I have been shooting my Sage off the Shelf & now I would like to try a Magnetic rest with a Plunger.

I would like some suggestions for I know nothing about Recurve rests and plungers.

Thanks,

Paul


----------



## MO Hawkeye (Apr 12, 2008)

Any ideas? I'm new to recurve shooting.

Thanks,


----------



## Zigman (Jul 31, 2009)

I would check out 3rivers and lancaster archery and read the reviews. I can't personally help you out, I haven't had the chance to use on yet.


----------



## Warbow (Apr 18, 2006)

MO Hawkeye said:


> I have been shooting my Sage off the Shelf & now I would like to try a Magnetic rest with a Plunger.
> 
> I would like some suggestions for I know nothing about Recurve rests and plungers.
> 
> ...


For the money you can't go wrong with the Shibuya plunger. They are used by many top shooters. There are lots of good magnetic rests and you can get good results even with the inexpensive ones like the the stick on KAP rest. ARE and Shibuya both make good stick on rests, both adjustable and non-adjustable. Adjustable can be important if you use different arrow diameters. You need to adjust the rest height to get the arrow to center on the plunger. And stick on magnetic rests (as opposed to wrap arounds) are common even at the highest levels of competition.
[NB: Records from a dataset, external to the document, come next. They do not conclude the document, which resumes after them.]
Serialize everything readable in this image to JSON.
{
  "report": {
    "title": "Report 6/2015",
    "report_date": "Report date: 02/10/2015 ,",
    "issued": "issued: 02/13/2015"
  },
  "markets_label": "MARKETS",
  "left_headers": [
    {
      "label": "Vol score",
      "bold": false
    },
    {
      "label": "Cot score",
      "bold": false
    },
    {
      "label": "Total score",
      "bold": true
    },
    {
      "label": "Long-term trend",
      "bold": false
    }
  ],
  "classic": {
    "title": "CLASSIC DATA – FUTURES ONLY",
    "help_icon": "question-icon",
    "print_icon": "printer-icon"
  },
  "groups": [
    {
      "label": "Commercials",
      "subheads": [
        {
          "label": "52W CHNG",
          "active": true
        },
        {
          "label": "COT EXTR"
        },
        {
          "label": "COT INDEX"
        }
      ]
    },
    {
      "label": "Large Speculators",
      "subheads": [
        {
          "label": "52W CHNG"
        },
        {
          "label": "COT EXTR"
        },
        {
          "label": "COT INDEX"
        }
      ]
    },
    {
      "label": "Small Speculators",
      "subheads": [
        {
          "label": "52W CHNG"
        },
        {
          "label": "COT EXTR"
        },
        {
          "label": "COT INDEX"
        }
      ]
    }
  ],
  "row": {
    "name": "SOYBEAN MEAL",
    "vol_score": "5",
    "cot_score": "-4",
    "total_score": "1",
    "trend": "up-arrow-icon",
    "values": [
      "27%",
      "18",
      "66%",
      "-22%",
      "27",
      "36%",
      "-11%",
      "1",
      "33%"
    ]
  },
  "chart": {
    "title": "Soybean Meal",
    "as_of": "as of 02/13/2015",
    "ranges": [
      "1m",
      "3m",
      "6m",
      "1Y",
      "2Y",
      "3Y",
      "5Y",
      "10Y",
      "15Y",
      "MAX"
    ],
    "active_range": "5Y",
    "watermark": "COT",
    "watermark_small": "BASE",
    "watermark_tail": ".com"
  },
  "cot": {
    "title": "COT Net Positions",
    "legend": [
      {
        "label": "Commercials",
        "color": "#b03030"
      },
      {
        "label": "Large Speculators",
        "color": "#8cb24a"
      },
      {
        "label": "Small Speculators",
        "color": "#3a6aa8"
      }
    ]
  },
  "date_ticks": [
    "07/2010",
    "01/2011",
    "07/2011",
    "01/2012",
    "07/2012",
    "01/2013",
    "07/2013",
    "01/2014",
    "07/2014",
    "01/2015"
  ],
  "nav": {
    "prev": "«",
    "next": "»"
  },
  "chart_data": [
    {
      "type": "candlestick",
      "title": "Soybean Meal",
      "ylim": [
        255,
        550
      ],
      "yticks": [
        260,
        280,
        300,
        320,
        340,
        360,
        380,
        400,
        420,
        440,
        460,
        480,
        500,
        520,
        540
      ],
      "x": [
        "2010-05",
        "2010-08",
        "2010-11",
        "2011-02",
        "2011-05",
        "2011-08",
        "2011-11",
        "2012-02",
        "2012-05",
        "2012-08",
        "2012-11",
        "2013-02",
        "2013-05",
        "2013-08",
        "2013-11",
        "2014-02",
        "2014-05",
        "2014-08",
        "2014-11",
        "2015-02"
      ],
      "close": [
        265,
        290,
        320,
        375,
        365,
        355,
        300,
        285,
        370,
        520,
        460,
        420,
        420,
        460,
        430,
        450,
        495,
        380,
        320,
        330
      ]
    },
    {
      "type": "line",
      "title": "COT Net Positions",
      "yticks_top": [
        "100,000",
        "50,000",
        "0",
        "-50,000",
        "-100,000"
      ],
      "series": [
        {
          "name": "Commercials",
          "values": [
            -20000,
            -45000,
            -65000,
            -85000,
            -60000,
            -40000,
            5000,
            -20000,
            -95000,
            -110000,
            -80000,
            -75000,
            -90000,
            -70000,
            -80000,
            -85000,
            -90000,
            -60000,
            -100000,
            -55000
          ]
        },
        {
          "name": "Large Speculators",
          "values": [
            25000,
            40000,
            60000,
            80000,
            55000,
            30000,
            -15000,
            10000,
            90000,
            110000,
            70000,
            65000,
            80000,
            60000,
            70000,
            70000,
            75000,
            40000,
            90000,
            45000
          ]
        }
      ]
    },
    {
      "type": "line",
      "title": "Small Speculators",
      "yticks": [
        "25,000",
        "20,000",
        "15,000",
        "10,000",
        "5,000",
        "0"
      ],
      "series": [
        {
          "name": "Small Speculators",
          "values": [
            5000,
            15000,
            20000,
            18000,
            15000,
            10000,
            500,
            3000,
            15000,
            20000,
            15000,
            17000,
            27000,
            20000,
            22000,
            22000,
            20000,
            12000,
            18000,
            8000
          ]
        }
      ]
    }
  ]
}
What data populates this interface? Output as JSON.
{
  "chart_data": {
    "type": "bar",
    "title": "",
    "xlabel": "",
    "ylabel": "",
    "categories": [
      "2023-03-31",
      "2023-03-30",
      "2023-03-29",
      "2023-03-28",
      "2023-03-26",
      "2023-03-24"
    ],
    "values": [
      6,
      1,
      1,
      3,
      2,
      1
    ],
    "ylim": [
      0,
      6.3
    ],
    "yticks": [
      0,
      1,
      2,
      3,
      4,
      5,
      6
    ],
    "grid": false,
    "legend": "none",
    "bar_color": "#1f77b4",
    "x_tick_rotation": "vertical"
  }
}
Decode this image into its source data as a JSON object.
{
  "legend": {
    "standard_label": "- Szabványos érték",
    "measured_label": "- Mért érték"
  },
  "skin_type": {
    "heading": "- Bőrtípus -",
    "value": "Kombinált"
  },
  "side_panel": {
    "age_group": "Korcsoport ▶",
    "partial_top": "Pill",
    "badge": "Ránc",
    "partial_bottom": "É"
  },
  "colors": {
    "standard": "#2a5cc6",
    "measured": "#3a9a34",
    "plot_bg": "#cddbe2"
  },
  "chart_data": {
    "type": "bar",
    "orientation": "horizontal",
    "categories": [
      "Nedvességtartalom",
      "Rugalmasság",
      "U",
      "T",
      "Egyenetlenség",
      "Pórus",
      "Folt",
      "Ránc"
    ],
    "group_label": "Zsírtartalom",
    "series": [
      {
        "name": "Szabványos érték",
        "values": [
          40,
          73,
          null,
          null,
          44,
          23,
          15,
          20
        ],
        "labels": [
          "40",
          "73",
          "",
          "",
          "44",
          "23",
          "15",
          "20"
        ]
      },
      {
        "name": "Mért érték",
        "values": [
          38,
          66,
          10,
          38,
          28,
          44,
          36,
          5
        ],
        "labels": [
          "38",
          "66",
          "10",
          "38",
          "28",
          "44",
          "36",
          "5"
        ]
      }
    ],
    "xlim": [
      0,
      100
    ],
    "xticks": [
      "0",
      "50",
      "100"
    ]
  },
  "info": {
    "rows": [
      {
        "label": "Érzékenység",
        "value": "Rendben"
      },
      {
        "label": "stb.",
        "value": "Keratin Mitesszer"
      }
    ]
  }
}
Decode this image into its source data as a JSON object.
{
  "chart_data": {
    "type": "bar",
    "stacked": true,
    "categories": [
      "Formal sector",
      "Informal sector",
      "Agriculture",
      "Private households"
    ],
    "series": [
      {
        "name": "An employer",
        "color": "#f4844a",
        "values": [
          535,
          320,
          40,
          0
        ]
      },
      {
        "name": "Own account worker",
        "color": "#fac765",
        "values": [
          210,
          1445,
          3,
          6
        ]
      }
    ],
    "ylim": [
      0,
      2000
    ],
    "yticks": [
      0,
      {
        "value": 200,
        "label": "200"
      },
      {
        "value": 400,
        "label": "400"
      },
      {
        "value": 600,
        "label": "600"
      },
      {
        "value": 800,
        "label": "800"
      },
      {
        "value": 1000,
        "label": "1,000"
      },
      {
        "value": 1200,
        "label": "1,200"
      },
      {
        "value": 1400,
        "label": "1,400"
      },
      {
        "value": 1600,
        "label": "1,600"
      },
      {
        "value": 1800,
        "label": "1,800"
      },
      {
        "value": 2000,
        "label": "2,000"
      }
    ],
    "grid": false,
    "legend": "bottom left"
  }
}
Don't forget to reset your index nock on you bow string higher to compensate for the height of the arrow rest when you install it.

Google the Easton Tuning Guide PDF for details on how to tune your bow with a plunger.

Magnetic rests are great, but the little wires they use can be accidentally bent if handled roughly, so they may not be the best choice for hunting.


----------



## Viper1 (Aug 21, 2003)

Paul -

Your safest bet for a hunting rig would be a NAP Centershot flipper, if your bow is cut far enough past center for it. It has some of the features of a plunger/rest combo and is fairly indestructable. 

If you really want to go for a plunger/rest combo, look at the TradTech Stubby or 3Rivers DAS short plunger and pick a rest like the Cavalier T-300 Hunter. However most flipper rests will work and they aren't as fragile as they might appear. Even the cheapo Hoyt Hunter rest will work, if you aren't set on a flipper.

Viper1 out.


----------



## Warbow (Apr 18, 2006)

As you can see by the difference in my response and Viper's response, there are a great number of options. Tell us what type of shooting you plan on doing with the bow. My suggestions were based on the idea that you are target shooting with the bow. Viper is going with the assumption that you are hunting with it and, thus, will appreciate sturdier, more compact and less fussy options.


----------



## Viper1 (Aug 21, 2003)

WB -

Yup, we both made assumptions - you know what they say about assuming ... 

Viper1 out.


----------



## MO Hawkeye (Apr 12, 2008)

I'll be using this bow as an entry level target bow. 

Thanks,

Paul


----------